Liu Huan-Jun, Zhang Xin-Le, Zheng Shu-Feng, Tang Na, Hu Yan-Liang
Key Laboratory of Resources Remote Sensing & Digital Agriculture, Ministry of Agriculture, Beijing 100081, China.
Guang Pu Xue Yu Guang Pu Fen Xi. 2010 Dec;30(12):3355-8.
To develop soil organic matter (OM) quick measuring methods, deepen the application of remote sensing in agriculture, improve agricultural production and management way, and promote the development of quantitative remote sensing studies relating to terrestrial ecosystem, field hyperspectral reflectance in the visible/near infrared bands of black soil in Hailun city, northeast China, was collected and analyzed with spectral analysis methods to discover the spectral characteristics of field reflectance and its influencing factors, and the spectral indices were derived, then black soil organic matter predicting model based on the correlation between OM content and spectral indices was built. Root mean squared error (RMSE) was introduced to validate the predictability and precision of the models, and coefficient of the determination (R2) was used to evaluate stability of the models.

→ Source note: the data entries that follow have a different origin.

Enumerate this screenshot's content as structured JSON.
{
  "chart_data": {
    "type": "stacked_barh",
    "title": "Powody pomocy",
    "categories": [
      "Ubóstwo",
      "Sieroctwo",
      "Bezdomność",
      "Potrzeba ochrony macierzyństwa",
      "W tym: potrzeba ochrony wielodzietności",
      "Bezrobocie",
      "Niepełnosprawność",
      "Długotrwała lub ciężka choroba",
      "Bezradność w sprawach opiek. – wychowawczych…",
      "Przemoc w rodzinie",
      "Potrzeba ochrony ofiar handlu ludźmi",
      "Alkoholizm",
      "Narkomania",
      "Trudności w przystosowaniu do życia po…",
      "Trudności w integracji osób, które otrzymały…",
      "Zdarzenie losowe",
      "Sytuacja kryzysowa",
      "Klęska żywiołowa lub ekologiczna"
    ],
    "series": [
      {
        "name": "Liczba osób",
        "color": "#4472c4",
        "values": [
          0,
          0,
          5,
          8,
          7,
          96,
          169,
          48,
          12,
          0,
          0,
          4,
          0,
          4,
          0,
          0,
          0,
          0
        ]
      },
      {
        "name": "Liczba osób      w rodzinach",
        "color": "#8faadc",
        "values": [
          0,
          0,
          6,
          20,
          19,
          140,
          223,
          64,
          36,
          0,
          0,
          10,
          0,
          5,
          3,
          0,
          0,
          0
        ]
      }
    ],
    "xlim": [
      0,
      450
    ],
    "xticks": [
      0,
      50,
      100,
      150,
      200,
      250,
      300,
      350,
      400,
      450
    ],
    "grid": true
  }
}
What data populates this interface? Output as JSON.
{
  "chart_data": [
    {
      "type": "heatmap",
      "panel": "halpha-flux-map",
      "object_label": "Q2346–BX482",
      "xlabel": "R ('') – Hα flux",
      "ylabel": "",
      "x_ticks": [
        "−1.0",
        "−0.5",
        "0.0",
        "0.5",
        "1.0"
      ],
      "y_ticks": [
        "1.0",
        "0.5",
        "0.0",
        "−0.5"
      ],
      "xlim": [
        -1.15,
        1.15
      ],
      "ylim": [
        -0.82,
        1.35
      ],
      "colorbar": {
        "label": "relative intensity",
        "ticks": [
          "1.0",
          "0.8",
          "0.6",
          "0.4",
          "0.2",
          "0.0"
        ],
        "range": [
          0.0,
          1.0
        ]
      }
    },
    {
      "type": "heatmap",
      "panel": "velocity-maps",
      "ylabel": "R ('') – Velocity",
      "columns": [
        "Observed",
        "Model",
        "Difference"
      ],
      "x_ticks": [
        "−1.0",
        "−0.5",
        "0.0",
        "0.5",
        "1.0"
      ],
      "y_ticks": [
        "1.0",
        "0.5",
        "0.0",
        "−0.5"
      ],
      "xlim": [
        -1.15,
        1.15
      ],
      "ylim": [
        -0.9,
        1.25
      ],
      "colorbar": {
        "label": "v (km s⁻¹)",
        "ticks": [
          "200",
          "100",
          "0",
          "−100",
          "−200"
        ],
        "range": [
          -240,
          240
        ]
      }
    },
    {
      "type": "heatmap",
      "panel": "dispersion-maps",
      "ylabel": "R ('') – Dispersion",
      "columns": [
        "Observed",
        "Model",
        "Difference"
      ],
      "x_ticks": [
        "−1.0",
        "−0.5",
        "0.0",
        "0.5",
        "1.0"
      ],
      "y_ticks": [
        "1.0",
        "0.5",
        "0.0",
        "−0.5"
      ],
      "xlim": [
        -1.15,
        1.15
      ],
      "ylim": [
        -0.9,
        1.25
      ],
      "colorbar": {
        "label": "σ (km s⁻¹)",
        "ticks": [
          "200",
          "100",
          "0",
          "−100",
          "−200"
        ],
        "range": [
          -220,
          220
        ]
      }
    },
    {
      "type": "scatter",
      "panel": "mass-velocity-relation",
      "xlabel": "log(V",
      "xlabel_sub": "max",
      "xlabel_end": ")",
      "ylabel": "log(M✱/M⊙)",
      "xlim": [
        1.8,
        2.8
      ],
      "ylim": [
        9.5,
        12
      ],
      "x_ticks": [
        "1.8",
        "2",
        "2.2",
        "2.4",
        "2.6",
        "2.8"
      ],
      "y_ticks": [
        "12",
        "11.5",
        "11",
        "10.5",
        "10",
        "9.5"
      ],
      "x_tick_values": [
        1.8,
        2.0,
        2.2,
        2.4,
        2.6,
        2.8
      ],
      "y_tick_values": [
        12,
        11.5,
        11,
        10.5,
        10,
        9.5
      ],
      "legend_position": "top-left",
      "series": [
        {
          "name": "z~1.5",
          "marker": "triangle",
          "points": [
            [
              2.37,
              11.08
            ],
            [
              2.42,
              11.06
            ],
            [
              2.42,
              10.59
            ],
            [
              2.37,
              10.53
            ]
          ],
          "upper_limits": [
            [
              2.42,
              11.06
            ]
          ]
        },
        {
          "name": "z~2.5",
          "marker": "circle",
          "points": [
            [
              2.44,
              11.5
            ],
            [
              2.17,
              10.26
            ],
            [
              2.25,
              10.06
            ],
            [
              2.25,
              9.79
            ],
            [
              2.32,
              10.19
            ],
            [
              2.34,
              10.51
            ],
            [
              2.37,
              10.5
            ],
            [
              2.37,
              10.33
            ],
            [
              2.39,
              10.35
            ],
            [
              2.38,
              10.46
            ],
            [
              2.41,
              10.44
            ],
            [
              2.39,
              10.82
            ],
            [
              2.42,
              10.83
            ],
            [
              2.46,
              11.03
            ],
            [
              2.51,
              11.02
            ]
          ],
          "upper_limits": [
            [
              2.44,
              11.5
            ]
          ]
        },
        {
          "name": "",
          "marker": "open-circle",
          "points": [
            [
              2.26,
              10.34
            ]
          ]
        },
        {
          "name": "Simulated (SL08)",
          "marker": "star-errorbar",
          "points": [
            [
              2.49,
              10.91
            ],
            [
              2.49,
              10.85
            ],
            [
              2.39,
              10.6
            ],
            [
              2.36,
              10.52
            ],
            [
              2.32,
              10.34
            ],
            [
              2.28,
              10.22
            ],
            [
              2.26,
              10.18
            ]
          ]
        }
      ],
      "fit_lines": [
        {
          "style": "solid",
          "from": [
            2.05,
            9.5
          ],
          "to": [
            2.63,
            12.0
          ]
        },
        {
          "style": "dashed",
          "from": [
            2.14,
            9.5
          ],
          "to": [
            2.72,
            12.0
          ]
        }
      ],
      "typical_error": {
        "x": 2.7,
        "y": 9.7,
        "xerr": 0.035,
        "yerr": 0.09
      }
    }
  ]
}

The results are as follows: the main spectral region of remarkable differences between field black soil reflectance curves is less than 1 250 nm, especially less than 1 000 nm; OM is the main factor determining the curve shape of field black soil reflectance, anc there are single or double spectral wave troughs for different soil samples because of varying OM content at the spectral region less 1 100 nm; correlation between OM and differential coefficient of logarithmic reflectance reciprocal (DCLRR) is much more significant than that between OM and other reflectance or its transforms, and the maximum coefficient of correlation is at 1 260 nm; the predicting model for black soil OM content is built with DCLRR at 1 260 nm as independent varialble and OM as dependent variable, and the coefficients of determination R2 of the model is 0.71, RMSE is 0.42, so the model is quite good in stability and predictability, and can be used in fast testing of organic matter in black soil.
为研发土壤有机质(OM)快速测量方法,深化遥感技术在农业中的应用,改进农业生产与管理方式,推动陆地生态系统定量遥感研究发展,采集了中国东北海伦市黑土在可见光/近红外波段的田间高光谱反射率,并采用光谱分析方法进行分析,以发现田间反射率的光谱特征及其影响因素,进而导出光谱指数,然后基于OM含量与光谱指数之间的相关性建立了黑土有机质预测模型。引入均方根误差(RMSE)来验证模型的可预测性和精度,并用决定系数(R2)来评估模型的稳定性。结果如下:田间黑土反射率曲线显著差异的主要光谱区域小于1250nm,尤其是小于1000nm;OM是决定田间黑土反射率曲线形状的主要因素,在小于1100nm的光谱区域,不同土壤样品因OM含量不同而存在单或双光谱波谷;OM与对数反射率倒数微分系数(DCLRR)之间的相关性比OM与其他反射率或其变换之间的相关性显著得多,最大相关系数出现在1260nm处;以1260nm处的DCLRR为自变量、OM为因变量建立了黑土OM含量预测模型,该模型的决定系数R2为0.71,RMSE为0.42,因此该模型在稳定性和可预测性方面表现良好,可用于黑土有机质的快速检测。